Hal itu terbukti dalam pelaksanaan ritual legha kiwan yang
melibatkan keluarga besar dengan peranan masing-masing. Peranan yang dimaksud
ialah peranan sebagai anak rona, anak wina, dan ase
ka’e. Dengan adanya peranan itu, keharmonisan hubungan kekerabatan menjadi
tanggung jawab bersama.
***
Puncak ritual legha kiwan adalah penyembelihan
hewan kurban, kemudian dilanjutkan dengan toto urat: tradisi prognosis
untuk melihat tanda-tanda kebaikan atau keburukan di waktu yang akan datang—dan
diyakini sebagai jawaban dari leluhur—melalui salah satu bagian organ tubuh
ayam yang dinamakan urat.

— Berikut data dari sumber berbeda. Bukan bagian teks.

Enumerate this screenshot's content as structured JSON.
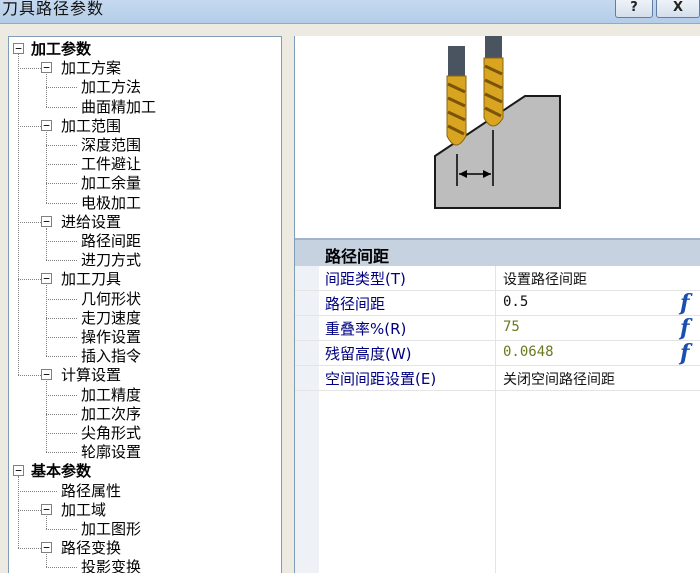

Selanjutnya, ritual ini dirayakan dengan
makan padi baru bersama semua peserta ritual.
Dari pengalaman di atas dapat dilihat, ada hubungan timbal balik antara leluhur dan manusia yang diekspresikan melalui kerangka ritual. Manusia merawat mereka melalui persembahan ritual. Tindakan itu dibalas dengan berkat oleh mereka. Ritual leluhur membentuk nilai-nilai yang terkait dengan kepedulian terhadap leluhur dan sesama, yang begitu signifikan dalam kebudayaan Manggarai.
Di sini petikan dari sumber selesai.